Terdengar suara angin kencang, dan cambuk itu mengenai bahu pria itu, bahkan menyapu wajah dan lehernya, dia menjerit kesakitan, dan sebelum dia sempat melihat siapa yang menyerangnya, cambuk kedua turun.


"Kakak Ye Fu." Nada Wenwen penuh kejutan, tapi dia sudah siap untuk melawan, jarum perak sudah terjepit di antara jari-jarinya, tapi dia tidak menyangka Ye Fu akan muncul tiba-tiba, menghentikan serangan baliknya.


"Siapa yang memukulku?

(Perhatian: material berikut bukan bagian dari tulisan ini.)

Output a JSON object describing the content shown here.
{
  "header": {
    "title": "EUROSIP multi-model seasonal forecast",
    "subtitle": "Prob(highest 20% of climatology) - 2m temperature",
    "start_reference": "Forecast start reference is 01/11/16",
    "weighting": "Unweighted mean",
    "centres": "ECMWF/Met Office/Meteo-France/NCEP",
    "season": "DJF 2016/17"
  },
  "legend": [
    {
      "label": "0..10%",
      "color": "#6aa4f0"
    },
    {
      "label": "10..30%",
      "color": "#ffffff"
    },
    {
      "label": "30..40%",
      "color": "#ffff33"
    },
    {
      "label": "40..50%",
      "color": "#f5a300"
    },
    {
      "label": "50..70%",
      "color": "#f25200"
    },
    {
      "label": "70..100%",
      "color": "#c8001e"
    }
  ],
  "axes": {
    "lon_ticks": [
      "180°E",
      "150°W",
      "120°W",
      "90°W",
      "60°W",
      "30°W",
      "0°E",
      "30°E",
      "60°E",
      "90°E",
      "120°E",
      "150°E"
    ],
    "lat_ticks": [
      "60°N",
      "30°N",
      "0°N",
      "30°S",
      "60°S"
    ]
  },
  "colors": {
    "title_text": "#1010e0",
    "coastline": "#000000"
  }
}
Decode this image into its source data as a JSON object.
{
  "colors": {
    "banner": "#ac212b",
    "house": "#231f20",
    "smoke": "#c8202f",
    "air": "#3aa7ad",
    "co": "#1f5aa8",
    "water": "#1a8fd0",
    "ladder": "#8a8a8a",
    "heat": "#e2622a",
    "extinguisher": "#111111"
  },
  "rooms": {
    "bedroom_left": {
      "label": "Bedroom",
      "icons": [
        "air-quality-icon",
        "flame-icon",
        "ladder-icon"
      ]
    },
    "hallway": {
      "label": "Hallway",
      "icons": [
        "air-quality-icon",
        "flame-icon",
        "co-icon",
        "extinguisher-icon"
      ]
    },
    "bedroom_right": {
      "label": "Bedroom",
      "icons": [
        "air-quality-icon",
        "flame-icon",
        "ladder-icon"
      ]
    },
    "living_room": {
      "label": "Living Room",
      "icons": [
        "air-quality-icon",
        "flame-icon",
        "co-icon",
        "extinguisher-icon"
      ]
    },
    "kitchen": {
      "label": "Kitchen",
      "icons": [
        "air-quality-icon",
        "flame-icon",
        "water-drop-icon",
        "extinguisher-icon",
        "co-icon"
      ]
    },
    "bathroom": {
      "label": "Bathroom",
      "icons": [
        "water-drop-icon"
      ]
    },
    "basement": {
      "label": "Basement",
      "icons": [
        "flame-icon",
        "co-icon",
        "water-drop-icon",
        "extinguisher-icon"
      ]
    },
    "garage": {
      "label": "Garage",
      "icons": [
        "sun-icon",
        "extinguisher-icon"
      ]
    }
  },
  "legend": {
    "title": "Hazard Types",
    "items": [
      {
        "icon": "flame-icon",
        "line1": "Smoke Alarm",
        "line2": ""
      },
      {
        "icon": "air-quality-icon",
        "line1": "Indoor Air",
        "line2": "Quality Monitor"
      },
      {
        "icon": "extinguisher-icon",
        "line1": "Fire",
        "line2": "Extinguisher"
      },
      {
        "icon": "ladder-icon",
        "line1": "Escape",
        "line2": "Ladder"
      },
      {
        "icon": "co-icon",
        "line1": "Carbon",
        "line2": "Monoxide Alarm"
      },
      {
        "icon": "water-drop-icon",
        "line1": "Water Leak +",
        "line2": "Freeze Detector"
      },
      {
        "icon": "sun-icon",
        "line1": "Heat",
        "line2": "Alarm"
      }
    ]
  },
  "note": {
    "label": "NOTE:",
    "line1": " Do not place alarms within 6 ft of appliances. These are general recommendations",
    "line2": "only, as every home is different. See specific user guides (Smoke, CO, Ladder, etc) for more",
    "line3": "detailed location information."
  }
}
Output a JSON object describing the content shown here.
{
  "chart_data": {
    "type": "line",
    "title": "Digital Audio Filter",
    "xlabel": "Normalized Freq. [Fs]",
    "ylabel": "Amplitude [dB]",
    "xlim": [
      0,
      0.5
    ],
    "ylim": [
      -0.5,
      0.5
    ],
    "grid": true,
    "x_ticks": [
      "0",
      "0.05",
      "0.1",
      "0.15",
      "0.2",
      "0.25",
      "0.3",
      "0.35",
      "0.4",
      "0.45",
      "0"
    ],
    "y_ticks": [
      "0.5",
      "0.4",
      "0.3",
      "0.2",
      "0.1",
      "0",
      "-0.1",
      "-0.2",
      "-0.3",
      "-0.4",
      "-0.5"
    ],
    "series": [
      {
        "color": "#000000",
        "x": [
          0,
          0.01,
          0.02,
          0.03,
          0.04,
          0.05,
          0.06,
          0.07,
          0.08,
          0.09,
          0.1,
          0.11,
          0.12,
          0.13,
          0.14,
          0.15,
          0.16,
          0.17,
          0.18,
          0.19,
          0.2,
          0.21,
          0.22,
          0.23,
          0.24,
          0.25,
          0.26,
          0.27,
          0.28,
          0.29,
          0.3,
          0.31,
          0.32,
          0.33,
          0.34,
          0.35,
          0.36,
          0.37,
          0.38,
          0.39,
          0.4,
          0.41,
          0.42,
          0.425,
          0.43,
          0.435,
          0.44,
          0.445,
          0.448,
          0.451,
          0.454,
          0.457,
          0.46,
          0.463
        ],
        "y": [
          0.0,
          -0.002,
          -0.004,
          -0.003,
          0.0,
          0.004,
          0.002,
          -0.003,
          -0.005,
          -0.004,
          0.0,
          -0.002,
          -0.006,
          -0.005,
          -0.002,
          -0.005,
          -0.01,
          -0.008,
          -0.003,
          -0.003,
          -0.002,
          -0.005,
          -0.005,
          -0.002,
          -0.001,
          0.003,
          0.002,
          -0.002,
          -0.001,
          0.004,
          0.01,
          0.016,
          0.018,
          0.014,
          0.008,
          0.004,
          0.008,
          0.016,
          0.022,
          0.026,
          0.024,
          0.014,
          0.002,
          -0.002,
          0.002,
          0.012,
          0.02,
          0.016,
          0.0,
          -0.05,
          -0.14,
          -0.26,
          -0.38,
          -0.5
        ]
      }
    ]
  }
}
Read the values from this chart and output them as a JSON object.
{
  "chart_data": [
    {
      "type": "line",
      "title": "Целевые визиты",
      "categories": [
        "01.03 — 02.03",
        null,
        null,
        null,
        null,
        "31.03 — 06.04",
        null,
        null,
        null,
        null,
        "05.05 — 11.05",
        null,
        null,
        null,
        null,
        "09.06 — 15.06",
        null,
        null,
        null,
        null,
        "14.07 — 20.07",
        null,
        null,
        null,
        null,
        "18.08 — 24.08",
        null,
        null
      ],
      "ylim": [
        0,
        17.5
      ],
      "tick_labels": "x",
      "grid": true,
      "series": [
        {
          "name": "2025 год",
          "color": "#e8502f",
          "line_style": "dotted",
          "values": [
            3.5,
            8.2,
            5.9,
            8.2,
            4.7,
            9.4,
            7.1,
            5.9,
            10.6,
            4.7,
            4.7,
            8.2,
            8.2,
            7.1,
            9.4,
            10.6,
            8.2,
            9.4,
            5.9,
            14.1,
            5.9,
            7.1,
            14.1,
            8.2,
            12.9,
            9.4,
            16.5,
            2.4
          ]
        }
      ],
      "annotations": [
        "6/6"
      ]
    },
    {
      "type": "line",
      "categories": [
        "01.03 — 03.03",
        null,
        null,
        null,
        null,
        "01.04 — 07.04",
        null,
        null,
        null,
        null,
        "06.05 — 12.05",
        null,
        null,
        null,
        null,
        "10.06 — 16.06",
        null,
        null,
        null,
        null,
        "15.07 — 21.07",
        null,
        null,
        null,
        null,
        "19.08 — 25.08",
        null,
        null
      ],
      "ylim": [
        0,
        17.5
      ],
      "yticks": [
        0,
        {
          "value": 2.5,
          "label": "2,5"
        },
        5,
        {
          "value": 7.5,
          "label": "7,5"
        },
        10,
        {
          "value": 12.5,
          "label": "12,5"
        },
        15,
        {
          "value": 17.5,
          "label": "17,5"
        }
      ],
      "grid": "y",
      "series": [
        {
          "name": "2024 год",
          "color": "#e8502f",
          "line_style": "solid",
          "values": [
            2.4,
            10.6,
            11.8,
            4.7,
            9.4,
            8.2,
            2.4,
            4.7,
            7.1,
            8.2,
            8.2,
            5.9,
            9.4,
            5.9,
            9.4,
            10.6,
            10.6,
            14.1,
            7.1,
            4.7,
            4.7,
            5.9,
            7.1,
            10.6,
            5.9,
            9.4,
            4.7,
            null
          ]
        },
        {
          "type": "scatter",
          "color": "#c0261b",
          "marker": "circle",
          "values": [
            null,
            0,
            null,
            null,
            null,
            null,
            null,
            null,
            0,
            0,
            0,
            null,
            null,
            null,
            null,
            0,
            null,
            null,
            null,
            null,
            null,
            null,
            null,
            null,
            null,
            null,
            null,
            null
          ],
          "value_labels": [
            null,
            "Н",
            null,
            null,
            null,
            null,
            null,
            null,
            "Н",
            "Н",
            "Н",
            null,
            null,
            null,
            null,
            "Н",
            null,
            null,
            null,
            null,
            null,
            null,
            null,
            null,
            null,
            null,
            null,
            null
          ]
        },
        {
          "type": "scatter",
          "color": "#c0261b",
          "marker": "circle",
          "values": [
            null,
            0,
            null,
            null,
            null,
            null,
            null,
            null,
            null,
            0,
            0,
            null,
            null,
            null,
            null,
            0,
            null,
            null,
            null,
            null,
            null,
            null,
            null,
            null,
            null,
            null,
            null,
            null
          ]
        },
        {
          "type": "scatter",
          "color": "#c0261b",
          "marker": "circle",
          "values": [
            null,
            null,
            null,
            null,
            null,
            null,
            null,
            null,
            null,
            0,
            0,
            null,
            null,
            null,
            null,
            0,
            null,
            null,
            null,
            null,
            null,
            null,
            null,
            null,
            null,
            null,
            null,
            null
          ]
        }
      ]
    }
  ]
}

Tolong, ah, sakit, berhenti memukul, berhenti memukul..."


Pria itu dicambuk oleh cambuk Ye Fu dan lari ke seluruh tenda, dan yang lainnya lari keluar tenda karena takut terpengaruh.


Ye Fu mengaitkan leher pria itu dengan ekor cambuk, dan melemparkannya langsung ke tanah.


"Wenwen, tangan mana yang dia sentuh?"


"Tangan kanan." Seseorang mendukungnya, dan Wenwen bersemangat.


Ye Fu mengeluarkan belati dari punggungnya, melirik pria di tanah, dan langsung memotong urat tangan kanan pria itu.


"Ah ..." Dia berguling-guling di tanah kesakitan.


Ye Fu menyingkirkan belatinya, dan menatap dingin ke arah kerumunan yang menyaksikan kehebohan di luar tenda.


Saat ini, pemimpin tim pemeliharaan datang.


"Siapa yang membuat masalah?"


"Ketua tim, ada wanita gila di dalam, dia memukuli orang dengan cambuk."


Sebelum pemimpin tim masuk, Ye Fu menendang pria yang berguling-guling di tanah keluar dari tenda.